Moral behaviour in animals

In this talk the primatologist Frans de Waal explains the transition underway from a tendency to construe animal behaviour (including the human animal) in terms of competition, aggression and domination to a new understanding of a pervasive capacity for cooperation and empathy. It’s a fantastic talk, not least of all because of the animal videos he shows as part of it, but I found it rather puzzling – not in the sense that I disagree with him but simply because it challenged a lot of theoretical conclusions I had come to about animal behaviour.

I have always thought of reciprocity as consisting in a distributional norm and thus, it seemed, one emergent from social structures. I had assumed that issues of reciprocity wouldn’t emerge until you had socialised production processes (i.e. ongoing and organised collective activity, however simple this is) which generated a surplus. Furthermore I would have assumed that the ‘cognitive channel’ for empathy is something which presupposed language, in that it constituted a form of discursive awareness, though perhaps I’ve misunderstood the concept here.

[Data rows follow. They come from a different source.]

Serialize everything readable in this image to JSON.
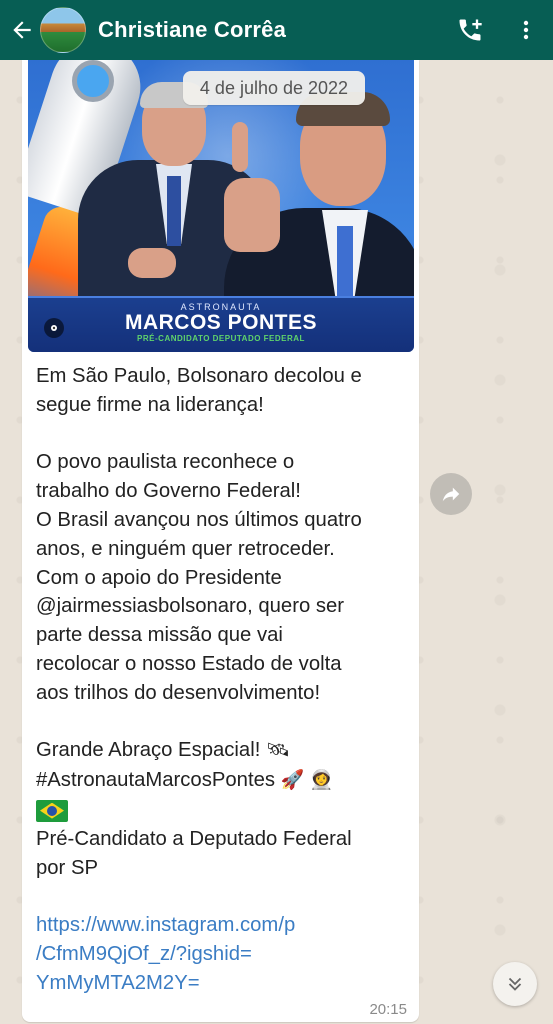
{
  "header": {
    "contact_name": "Christiane Corrêa",
    "back_icon": "arrow-left-icon",
    "call_icon": "add-call-icon",
    "menu_icon": "more-vertical-icon"
  },
  "date_chip": "4 de julho de 2022",
  "media": {
    "banner_top": "ASTRONAUTA",
    "banner_name_1": "MARCOS ",
    "banner_name_2": "PONTES",
    "banner_sub": "PRÉ-CANDIDATO DEPUTADO FEDERAL"
  },
  "message": {
    "paragraph1": [
      "Em São Paulo, Bolsonaro decolou e",
      "segue firme na liderança!"
    ],
    "paragraph2": [
      "O povo paulista reconhece o",
      "trabalho do Governo Federal!",
      "O Brasil avançou nos últimos quatro",
      "anos, e ninguém quer retroceder.",
      "Com o apoio do Presidente",
      "@jairmessiasbolsonaro, quero ser",
      "parte dessa missão que vai",
      "recolocar o nosso Estado de volta",
      "aos trilhos do desenvolvimento!"
    ],
    "signoff_line1": "Grande Abraço Espacial!",
    "signoff_line1_emoji": "🛰",
    "hashtag": "#AstronautaMarcosPontes",
    "hashtag_emojis": "🚀 👩‍🚀",
    "candidate_line1": "Pré-Candidato a Deputado Federal",
    "candidate_line2": "por SP",
    "link_lines": [
      "https://www.instagram.com/p",
      "/CfmM9QjOf_z/?igshid=",
      "YmMyMTA2M2Y="
    ],
    "time": "20:15"
  },
  "colors": {
    "header_bg": "#075e54",
    "link": "#3b7dc4",
    "bubble_bg": "#ffffff"
  }
}
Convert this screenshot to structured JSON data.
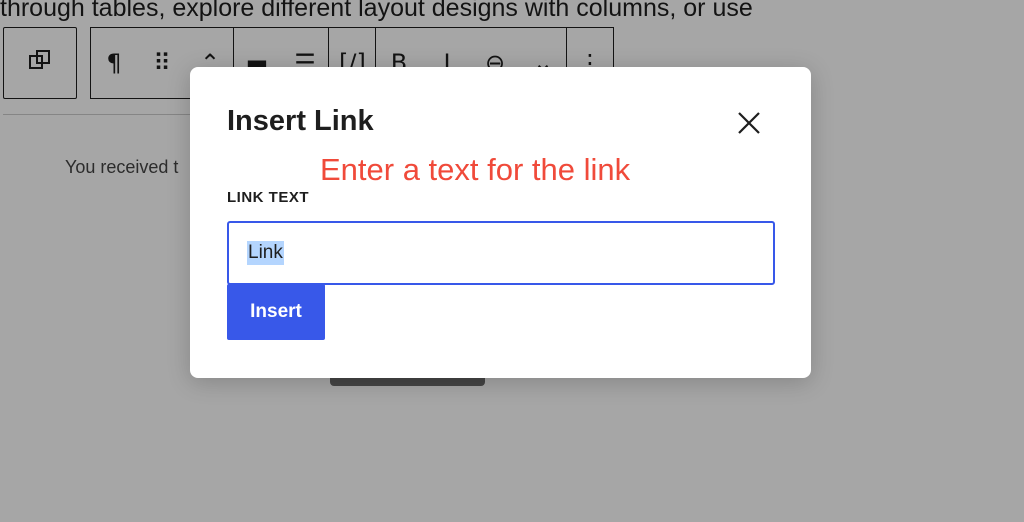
{
  "background": {
    "top_text": "through tables, explore different layout designs with columns, or use",
    "toolbar": {
      "transform_icon": "block-transform-icon",
      "icons": [
        "¶",
        "⠿",
        "⌃",
        "▬",
        "☰",
        "[/]",
        "B",
        "I",
        "⊖",
        "⌄",
        "⋮"
      ],
      "icon_names": [
        "paragraph-icon",
        "drag-handle-icon",
        "move-up-icon",
        "align-icon",
        "justify-icon",
        "shortcode-icon",
        "bold-icon",
        "italic-icon",
        "link-icon",
        "more-icon",
        "options-icon"
      ]
    },
    "paragraph_text": "You received t"
  },
  "modal": {
    "title": "Insert Link",
    "annotation": "Enter a text for the link",
    "field_label": "LINK TEXT",
    "input_value": "Link",
    "insert_label": "Insert",
    "close_icon": "close-icon"
  },
  "colors": {
    "primary": "#3858e9",
    "annotation": "#f04a3a",
    "selection": "#b4d5fe"
  }
}
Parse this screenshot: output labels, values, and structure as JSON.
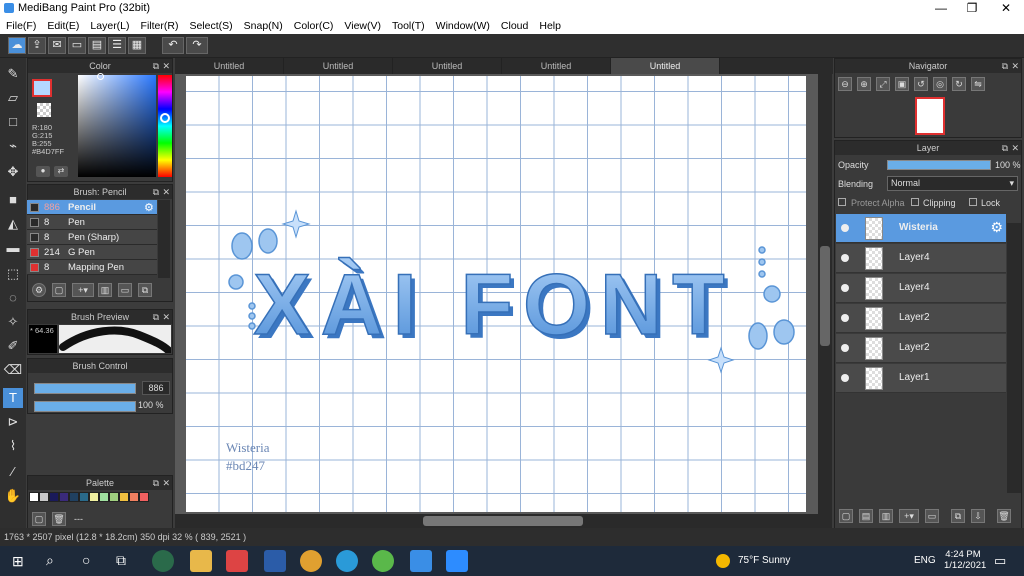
{
  "app": {
    "title": "MediBang Paint Pro (32bit)"
  },
  "window_controls": [
    "—",
    "❐",
    "✕"
  ],
  "menu": [
    "File(F)",
    "Edit(E)",
    "Layer(L)",
    "Filter(R)",
    "Select(S)",
    "Snap(N)",
    "Color(C)",
    "View(V)",
    "Tool(T)",
    "Window(W)",
    "Cloud",
    "Help"
  ],
  "tabs": [
    {
      "label": "Untitled"
    },
    {
      "label": "Untitled"
    },
    {
      "label": "Untitled"
    },
    {
      "label": "Untitled"
    },
    {
      "label": "Untitled",
      "active": true
    }
  ],
  "color_panel": {
    "title": "Color",
    "r": "R:180",
    "g": "G:215",
    "b": "B:255",
    "hex": "#B4D7FF",
    "fg": "#B4D7FF"
  },
  "brush_panel": {
    "title": "Brush: Pencil",
    "items": [
      {
        "size": "886",
        "name": "Pencil",
        "selected": true,
        "swatch": "#2a2a2a"
      },
      {
        "size": "8",
        "name": "Pen",
        "swatch": "#2a2a2a"
      },
      {
        "size": "8",
        "name": "Pen (Sharp)",
        "swatch": "#2a2a2a"
      },
      {
        "size": "214",
        "name": "G Pen",
        "swatch": "#e03030"
      },
      {
        "size": "8",
        "name": "Mapping Pen",
        "swatch": "#e03030"
      }
    ]
  },
  "brush_preview": {
    "title": "Brush Preview",
    "size_label": "* 64.36"
  },
  "brush_control": {
    "title": "Brush Control",
    "size": "886",
    "opacity": "100 %"
  },
  "palette": {
    "title": "Palette",
    "extra": "---",
    "colors": [
      "#ffffff",
      "#c8c8c8",
      "#1a1a5a",
      "#3a2a7a",
      "#204060",
      "#2a6a8a",
      "#f0f0a0",
      "#a0e0a0",
      "#a0d080",
      "#f0c040",
      "#f08060",
      "#f06060"
    ]
  },
  "canvas": {
    "signature_name": "Wisteria",
    "signature_code": "#bd247",
    "art_text": "XÀI FONT"
  },
  "navigator": {
    "title": "Navigator"
  },
  "layer_panel": {
    "title": "Layer",
    "opacity_label": "Opacity",
    "opacity_value": "100 %",
    "blending_label": "Blending",
    "blending_value": "Normal",
    "protect_alpha": "Protect Alpha",
    "clipping": "Clipping",
    "lock": "Lock",
    "layers": [
      {
        "name": "Wisteria",
        "selected": true
      },
      {
        "name": "Layer4"
      },
      {
        "name": "Layer4"
      },
      {
        "name": "Layer2"
      },
      {
        "name": "Layer2"
      },
      {
        "name": "Layer1"
      }
    ]
  },
  "status": {
    "text": "1763 * 2507 pixel  (12.8 * 18.2cm)  350 dpi  32 %  ( 839, 2521 )"
  },
  "taskbar": {
    "weather": "75°F  Sunny",
    "lang": "ENG",
    "time": "4:24 PM",
    "date": "1/12/2021"
  }
}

I find his comments towards the end of the talk rather troubling, as they foretell (or rather his joke about Occupy and casual  dismissiveness of philosophical objections to his findings does) the political implications of this naturalisation of fairness. Perhaps our distributional norms (which I’d continue to insist, as an empirical statement, are social and linguistically coded) have their affective roots in a bio-social apparatus which de Waal has demonstrated in his research but his seeming willingness to reduce the former to the latter is the problem here? Though this may be an unfair judgement to make on the basis of a TED talk because he does talk explicitly about ‘continuity’ with other primates (rather than, say, equivalence) though it wasn’t entirely clear to me based on the content of the talk that he concretely holds to this.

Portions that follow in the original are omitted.